Five years ago I got involved with the Petsas House Project, a domestic/industrial structure located downslope from the citadel of Mycenae dating to the Late Helladic III A2 (circa 1300 BC). Around the same time I had become increasingly captivated by Galaty and Parkinson’s “Rethinking Mycenaean Palaces” series which critically examined the extent, degree, and manner of economic authority engendered by Mycenaean palaces. Bottom line, the majority of our knowledge about Mycenaean economy is based on Linear B tablets, which are geographically, temporally, and topically restricted: they have only been recovered from a handful of palatial sites, and record only transactions of interest to palatial administration occurring in the months prior to their deposition. As a result, economic models have been constructed from the top down, resulting in a myopic sense of the movement of resources within the larger society and an artificial inflation of the influence of the palace.

Through isotopic survey, we can discern feeding groups that may be indicative of disparities in provisioning or foddering strategies, and patterns of importation of animals. It was here where I realized that the extremely well-preserved and extensive faunal assemblage at Petsas House could offer a unique, micro-scalar perspective on management and distribution of faunal resources in an extra-palatial industrial/domestic context with a palatial settlement. Furthermore, there was an available contemporaneous faunal assemblage which had been previously excavated from the Cult Center, an ideological complex located within the walls of the hilltop citadel.

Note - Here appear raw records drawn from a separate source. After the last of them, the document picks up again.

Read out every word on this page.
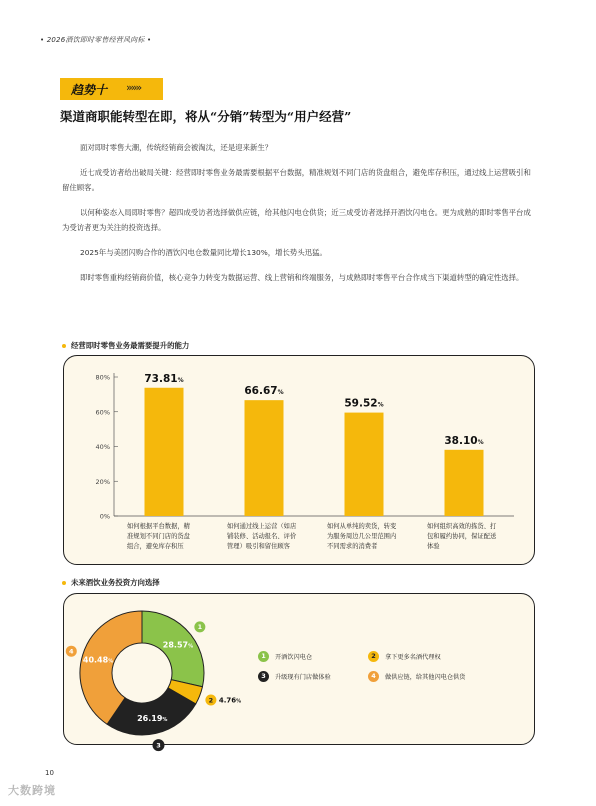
• 2026酒饮即时零售经营风向标 •
趋势十 »»»
渠道商职能转型在即，将从“分销”转型为“用户经营”

面对即时零售大潮，传统经销商会被淘汰，还是迎来新生？

近七成受访者给出破局关键：经营即时零售业务最需要根据平台数据，精准规划不同门店的货盘组合，避免库存积压，通过线上运营吸引和留住顾客。

以何种姿态入局即时零售？超四成受访者选择做供应链，给其他闪电仓供货；近三成受访者选择开酒饮闪电仓。更为成熟的即时零售平台成为受访者更为关注的投资选择。

2025年与美团闪购合作的酒饮闪电仓数量同比增长130%，增长势头迅猛。

即时零售重构经销商价值，核心竞争力转变为数据运营、线上营销和终端服务，与成熟即时零售平台合作成当下渠道转型的确定性选择。

经营即时零售业务最需要提升的能力
0%
20%
40%
60%
80%	73.81%
如何根据平台数据，精准规划不同门店的货盘组合，避免库存积压
66.67%
如何通过线上运营（如店铺装修、活动报名、评价管理）吸引和留住顾客
59.52%
如何从单纯的卖货，转变为服务周边几公里范围内不同需求的消费者
38.10%
如何组织高效的拣货、打包和履约协同，保证配送体验
未来酒饮业务投资方向选择
28.57%
1
2 4.76%
26.19%
3
40.48%
4
1	开酒饮闪电仓
3	升级现有门店做体验
2	拿下更多名酒代理权
4	做供应链，给其他闪电仓供货
10
大数跨境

Gypsy Price with Petsas House materials
Gypsy Price with Petsas House materials.

Thus, with the invaluable support of Dr. Kim Shelton (UC Berkeley) and my committee chair, Dr. John Krigbaum (University of Florida), my PhD research was born. My sample set includes four main species known to have been purposefully managed during the LBA: goat, sheep, cow, and pig/wild boar. I am using carbon (δ13C), nitrogen (δ15N), and oxygen (δ18O) ratios from bone collagen and bone apatite fractions to identify discrete inter- and intra-taxonomic feeding groups. Strontium (87Sr/86Sr) and oxygen (δ18O) isotope ratios from bone and serially sampled teeth are being used to identify season movement patterns and to look for evidence of extra-local individuals which may be indicative of importation. I am currently in the process of interpreting the structured variation in these data to elucidate some of the nuances of LBA Mycenaean faunal economy, allowing us to develop a “ground-truthed” model of management and distribution between disparate sectors of a single LBA Mycenaean palatial settlement for the first time.